次の日、悔しいけど学校を休むことにした。



バイトと勉強で疲れたから、ということにしておいた。


一吾くんは、先生にちゃんと連絡しときなよ、と言って学校へ向かった。



ちなみに別々に寝よう宣言をされてから、私は軽めの布団を家から持ってきていた。


ほこりっぽかったので干そうかなと思ったけど、体が重くてそのまま寝ることにした。



震えるスマホは全部無視した。


1人で気持ちの整理がしたかった。



中学の頃も悪口や嫌味を言われたことはあった。


でも、こんなにも明らかないじめに合うのは初めてだった。



『実は~もともとウザいって思ってたんだよね~』


『中学の時からすげー男好きでハブられてたらしいよー』



ナズちゃんたちのわざとらしい声が頭の中をさまよっている。


ぎゅっと下唇をかんで涙をこらえた。



泣いて目が腫れないよう、目をつぶって二度寝をすることに集中した。



――ピンポーン。



インターホンの音で目が覚めた。



もしかして、ナズちゃんたちが嫌がらせをしにここまで!?


びくっと体が震える。


いやいやまさか。
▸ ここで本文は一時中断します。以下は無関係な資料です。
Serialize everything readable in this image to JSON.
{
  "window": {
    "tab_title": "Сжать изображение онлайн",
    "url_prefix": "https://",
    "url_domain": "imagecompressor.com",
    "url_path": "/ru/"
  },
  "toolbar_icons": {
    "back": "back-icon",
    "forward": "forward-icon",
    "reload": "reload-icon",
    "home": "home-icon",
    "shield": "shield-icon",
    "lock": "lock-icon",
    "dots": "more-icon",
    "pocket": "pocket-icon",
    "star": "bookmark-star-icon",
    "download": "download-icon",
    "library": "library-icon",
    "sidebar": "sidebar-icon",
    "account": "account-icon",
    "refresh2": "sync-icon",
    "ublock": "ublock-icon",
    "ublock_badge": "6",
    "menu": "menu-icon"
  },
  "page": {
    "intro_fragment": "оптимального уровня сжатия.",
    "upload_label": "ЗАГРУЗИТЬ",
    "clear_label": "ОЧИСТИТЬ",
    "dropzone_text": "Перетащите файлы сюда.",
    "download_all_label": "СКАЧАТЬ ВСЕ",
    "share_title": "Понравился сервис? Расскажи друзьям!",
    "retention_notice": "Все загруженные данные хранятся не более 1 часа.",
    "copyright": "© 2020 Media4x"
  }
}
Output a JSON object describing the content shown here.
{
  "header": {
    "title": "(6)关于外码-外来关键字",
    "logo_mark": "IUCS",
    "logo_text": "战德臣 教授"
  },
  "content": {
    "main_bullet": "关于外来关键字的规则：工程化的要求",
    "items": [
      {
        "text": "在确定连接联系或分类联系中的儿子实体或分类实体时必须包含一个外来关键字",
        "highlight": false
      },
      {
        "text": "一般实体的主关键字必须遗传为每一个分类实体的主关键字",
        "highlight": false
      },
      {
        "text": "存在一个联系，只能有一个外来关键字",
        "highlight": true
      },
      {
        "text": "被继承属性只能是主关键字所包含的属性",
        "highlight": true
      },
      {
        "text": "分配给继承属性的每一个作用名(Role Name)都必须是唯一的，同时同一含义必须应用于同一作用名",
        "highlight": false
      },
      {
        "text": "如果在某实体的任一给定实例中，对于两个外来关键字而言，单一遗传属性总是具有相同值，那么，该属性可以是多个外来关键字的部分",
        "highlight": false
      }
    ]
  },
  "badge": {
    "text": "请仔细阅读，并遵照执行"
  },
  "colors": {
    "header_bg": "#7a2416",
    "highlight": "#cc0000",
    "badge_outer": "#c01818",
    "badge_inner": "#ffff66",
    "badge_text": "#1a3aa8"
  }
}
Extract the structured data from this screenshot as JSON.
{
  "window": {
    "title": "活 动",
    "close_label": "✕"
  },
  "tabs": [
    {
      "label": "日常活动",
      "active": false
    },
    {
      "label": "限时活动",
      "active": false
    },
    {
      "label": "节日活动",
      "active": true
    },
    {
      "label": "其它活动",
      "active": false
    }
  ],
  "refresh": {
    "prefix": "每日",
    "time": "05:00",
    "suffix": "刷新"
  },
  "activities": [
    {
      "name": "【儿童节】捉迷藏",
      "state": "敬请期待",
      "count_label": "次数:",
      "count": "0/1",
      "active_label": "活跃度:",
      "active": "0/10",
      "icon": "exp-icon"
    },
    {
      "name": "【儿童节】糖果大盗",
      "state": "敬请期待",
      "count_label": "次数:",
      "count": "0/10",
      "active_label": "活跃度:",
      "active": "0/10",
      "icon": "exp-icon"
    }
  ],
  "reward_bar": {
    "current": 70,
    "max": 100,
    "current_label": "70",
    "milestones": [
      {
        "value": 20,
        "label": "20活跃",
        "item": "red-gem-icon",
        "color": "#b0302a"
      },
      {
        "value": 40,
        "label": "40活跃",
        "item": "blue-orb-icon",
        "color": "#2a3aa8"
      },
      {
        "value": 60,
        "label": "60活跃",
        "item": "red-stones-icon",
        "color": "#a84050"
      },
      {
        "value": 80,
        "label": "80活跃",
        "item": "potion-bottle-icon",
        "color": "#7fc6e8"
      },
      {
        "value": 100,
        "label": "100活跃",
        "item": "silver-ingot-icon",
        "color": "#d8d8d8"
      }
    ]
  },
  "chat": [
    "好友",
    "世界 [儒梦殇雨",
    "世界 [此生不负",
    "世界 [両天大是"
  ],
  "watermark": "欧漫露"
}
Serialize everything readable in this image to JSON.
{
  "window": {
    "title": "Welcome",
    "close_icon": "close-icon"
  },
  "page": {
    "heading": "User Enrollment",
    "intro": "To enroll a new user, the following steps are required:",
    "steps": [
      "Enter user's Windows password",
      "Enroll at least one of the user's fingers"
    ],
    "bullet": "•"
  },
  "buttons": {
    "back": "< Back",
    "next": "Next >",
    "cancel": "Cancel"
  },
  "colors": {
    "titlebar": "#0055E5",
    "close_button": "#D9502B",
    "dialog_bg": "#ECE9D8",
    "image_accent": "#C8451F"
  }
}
ここ一吾くんの家だし!



恐る恐るモニターを見ると、同世代くらいの男の子の姿があった。

誰だろう。



「……はい」


「あれ? ここ一吾の家っすよね?」


「そうですけど。今、一吾くん学校行ってますよ」


「うっそぉ、マジ? あいつ学校とかちゃんと行ってんの? って、おっ一吾じゃーん。何だよ急に呼び出してー」



ちょうど一吾くんが帰ってきたようで、ぷつりとモニターの画面が切れた。



えええ! 急に来客っすか?


うわ。私Tシャツにスウェットじゃん! 超部屋着なんすけど!


しかももう夕方だし! 寝すぎたー!



慌ててパーカーを羽織ると同時に、ガチャ、と部屋の扉が開いた。